Bir Türkiye manzarası

Yaşım altmışı geçti. Türkiye'de siyasal iktidarlar değişse de siyaset etme biçiminin çok değişmediğini gördüm.

Ne değişmedi?

BİR: Benden senden anlayışı değişmedi.

İKİ: Günü kurtarma düşüncesi değişmedi.

ÜÇ: Kervan yolda düzülür bakış açısı devam ediyor.

DÖRT: Tam zamanında yönetmek ve tedbir almak yerine, bekleyip duruma göre harekete geçmek anlayışı sürüyor.

BEŞ: İster gazeteci olsun isterse başkası, "muhalifini haksızlık da olsa bertaraf et kendini rahatlat" fikri tüm canlılığı ile yaşıyor.

ALTI: Siyasette, iyiye iyi, kötüye kötü demek yerine, "rakibi karala gitsin" zihniyeti değişmedi.

YEDİ: Yalan söyleyip aldatarak yönetme politikası da değişmedi.

SEKİZ: Gösteriş, sükse, "desinler" şeklindeki davranış kalıpları aynen yerli yerinde duruyor.

DOKUZ: "En iyisini biz biliriz. Muhalefet doğru söylese de boş ver" anlayışı devam ediyor.

ON: Adeta suçluyu belirli yıl ve aralıklarda ödüllendirmek anlamına gelebilecek "af yasası" çıkarma geleneği değişmedi.
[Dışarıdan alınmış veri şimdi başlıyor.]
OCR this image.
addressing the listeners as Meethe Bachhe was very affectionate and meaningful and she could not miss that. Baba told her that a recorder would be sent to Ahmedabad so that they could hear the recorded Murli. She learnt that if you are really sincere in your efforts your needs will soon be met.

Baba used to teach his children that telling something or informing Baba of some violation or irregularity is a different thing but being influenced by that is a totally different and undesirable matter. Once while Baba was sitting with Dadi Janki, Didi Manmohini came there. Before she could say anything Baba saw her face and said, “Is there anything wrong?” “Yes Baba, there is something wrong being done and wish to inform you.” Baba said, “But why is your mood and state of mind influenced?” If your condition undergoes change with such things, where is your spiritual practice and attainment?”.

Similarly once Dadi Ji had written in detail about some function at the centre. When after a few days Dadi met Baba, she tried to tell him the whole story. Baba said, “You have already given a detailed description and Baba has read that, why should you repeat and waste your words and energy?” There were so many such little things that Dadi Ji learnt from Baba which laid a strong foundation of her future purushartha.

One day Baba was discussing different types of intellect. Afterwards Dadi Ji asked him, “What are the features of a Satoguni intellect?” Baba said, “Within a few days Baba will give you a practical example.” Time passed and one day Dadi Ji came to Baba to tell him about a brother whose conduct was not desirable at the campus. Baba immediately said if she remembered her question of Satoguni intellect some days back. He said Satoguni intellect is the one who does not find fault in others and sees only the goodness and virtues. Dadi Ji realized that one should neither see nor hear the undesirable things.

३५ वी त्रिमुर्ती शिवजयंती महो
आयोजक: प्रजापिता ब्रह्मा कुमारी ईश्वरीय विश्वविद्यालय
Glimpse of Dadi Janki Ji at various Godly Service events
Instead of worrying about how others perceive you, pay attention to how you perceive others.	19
Daha başkaları da var elbet.

Bütün bunlar ve benzerleri sebebiyle Türkiye'de huzurlu bir siyasal düzen asla kurulamadı. 

Neden kurulamadı?

BİRİNCİSİ, yurttaş olarak önünü göremiyorsun.

Ne demek bu?

Şu demek: "Arkası olmayan" bir memursanız, çok çalışayım, kariyer yapayım ve günün birinde bürokrasinin tepesine çıkayım diye hayal kuramazsınız. Çünkü oraya çıkma aşamasına gelseniz bile, iktidar gücünü aşamazsınız. Eğer siyasi görüşünüz iktidara yakınsa bir parça şansızız var demektir, yoksa ağzınızla kuş tutsanız bile asla hayal ettiğiniz yere sizi ulaştırmayacaklardır. Eğer gelecek hayali kuramıyorsunuz, umudunuz tükenmez mi?

İKİNCİSİ, "ekmek aslanın ağzında." Hatta gırtlağında. Ne kadar çabalarsan çabala, eğer adamınız yoksa haksızlığa uğramanız işten bile değil. Hayır, umutsuzluk aşılamak değil amacım. Yaşanan gerçeklik bu. Hocasından (mesela FETÖ) hacısına kadar, herkes torpil listesi veriyor.

ÜÇ, bırakın felsefeyi, fikri, ideolojiyi, din bile, politik adaletsizlikleri durdurmaya yetmiyor. Tam tersine dindar olduğunu söyleyenlerin kendisi adaletsizlik yaratıyor.

Eskiler "dindar adamdan zarar gelmez" diyorlardı.

Şimdi de söylesinler.

Söyleyemezler. Çünkü tam tersini görerek, duyarak, çevremizden öğrenerek yaşamaktayız. Dini okul mezunu, diplomalı bürokrasi, dinin istediği gibi, hak edene hak ettiğini vermiyor. Ne verecekse iktidarın istediğine veriyor.

DÖRT, Türkiye'de ideolojiler hep iddialıydı, ama hiç bugünkü kadar kendisiyle çelişmemişti. Bir başka anlatımla "dava" dedikleri şeyi, bizzat dava sahibi olanlar yozlaştırdı ve içini boşalttı. Bunun en çarpıcı örneğini iktidar ve ortağının siyasal davranışlarında görebilirsiniz.

Türkiye'de birçok şeyi düzelttik diyorlar ama biçimsellikten öteye geçmiyor. Öz aynen duruyor, lakin biçim az çok değişmiş. Hepsi bu kadar.

Esasında öz ve biçimin birlikte değişmesi değil mi?

Öyle..

Ama bizde öyle değil.

Ülkeyi yönetenler, bizi nasıl bir ülkede yaşatıyor? Siyaset bize ne sunuyor?

Güven mi?

Adalet mi?

Özgürlüklerle dolu bir ülke mi?

Nasıl?

Soruyorum: Herkesin endişeleri giderildi mi? Yarını kaygısız yaşayabiliyor muyuz?

Hepsi olumsuz.

Öyle ise nasıl huzur toplumu olacağız?